The LNG business should be attractive to investors and a range of other global energy giants, many of which have expressed a desire to increase their exposure to LNG and could see Santos’ LNG assets as a takeover target.
“We believe a structural separation of Santos’ LNG assets has significant strategic rationale and financial merit,” Hawkins says.
“It is clear to us that the LNG assets are not being valued sufficiently in Santos’ current form, and we believe they could be worth more than the entire current market cap of Santos.”

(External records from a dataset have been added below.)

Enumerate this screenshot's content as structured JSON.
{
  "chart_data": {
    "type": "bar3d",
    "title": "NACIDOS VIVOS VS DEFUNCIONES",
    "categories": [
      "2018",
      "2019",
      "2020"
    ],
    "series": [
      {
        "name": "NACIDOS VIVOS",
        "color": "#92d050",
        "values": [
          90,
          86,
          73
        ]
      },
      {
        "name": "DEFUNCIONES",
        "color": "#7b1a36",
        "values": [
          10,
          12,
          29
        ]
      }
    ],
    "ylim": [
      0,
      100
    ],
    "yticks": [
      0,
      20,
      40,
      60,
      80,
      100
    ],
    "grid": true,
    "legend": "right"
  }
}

A Santos spokesman said: “Santos welcomes feedback from investors and regularly reviews opportunities to create shareholder value.”
L1’s activist campaign comes less than two years since Santos completed its $21 billion takeover of Oil Search, a fact that may mean the Santos board is reluctant to consider structurally separating the group.
But Lamm says the LNG business and the rump of Santos – which would house Santos’ domestic gas businesses on Australia’s east and west coasts, plus the Dorado project off the coast of WA, the controversial Narrabri project in NSW and the Pikka gas project in Alaska – could be worth more than $10.50 a share on a sum-of-the-parts valuation, 37 per cent above Santos’ current share price of $7.66.
“A separated LNG business would become a leading listed LNG pure-play exposure, with long-life assets, clear growth agenda, and growing exposure to the spot market, highly sought after by investors given continuously increasing LNG demand,” he says.
“The remaining non-LNG assets of Santos would also have significant appeal in their own right. We believe there is a need for an effective local gas champion that can bring future supply, such as Narrabri, into an increasingly short Australian gas market.”
L1’s proposal has galvanised other investors. Ben Cleary, chief executive of Tribeca Investment Partners, went public last year with an argument that Santos could be worth as much as $19 a share if the market was to recognise the inherent valuation in its decarbonisation assets, including its carbon capture and storage projects, and its blue hydrogen initiatives.
“Twelve months later, clearly the market hasn’t unlocked the value that we see,” he says.
Cleary is supportive of a formal strategic review process, and suggests that separating the LNG assets and conventional gas assets may be just one option. Separating Santos’ carbon-producing assets and its decarbonisation projects may be another approach, while splitting its domestic and international assets could also be worthy of consideration.
Santos’ willingness to pursue a separation so soon after the Oil Search merger is one stumbling block to the L1 plan. But another may be the attractiveness – or lack thereof – of the leftover gas business.
Wilson Asset Management’s John Ayoub, who is also supportive of L1’s push for a strategic review, says the demerger of South32, a collection of assets that BHP no longer wanted, shows “leftover” businesses can take their time to find their footing and their right valuation, and careful consideration needs to be given to the way Santos splits its portfolio.
“It is about ensuring that it’s balanced and you realise full value for all of the assets,” he says.
However, there is no question that the bulk of Santos’ valuation rests with the LNG business. Firetrail Investments’ portfolio manager Blake Henricks backed L1’s view that the LNG assets are the most valuable part of the group.
“We think the LNG assets are the jewel in the crown. They are long-life, low-cost assets, and we continue to believe that gas will play a role well into the future. We are supportive of anything that is going to unlock value.”
Santos CEO Kevin Gallagher told The Australian Financial Review Energy & Climate Summit last week that there would be a role for gas well beyond 2050, and nations including the US, Britain and Japan had realised the importance of gas.
“I’m very confident the reality … of what the world wants, versus what it says it wants, will mean there’s a very big place for gas in the future,” he said. “Australia is behind the rest of the world around how it views gas.”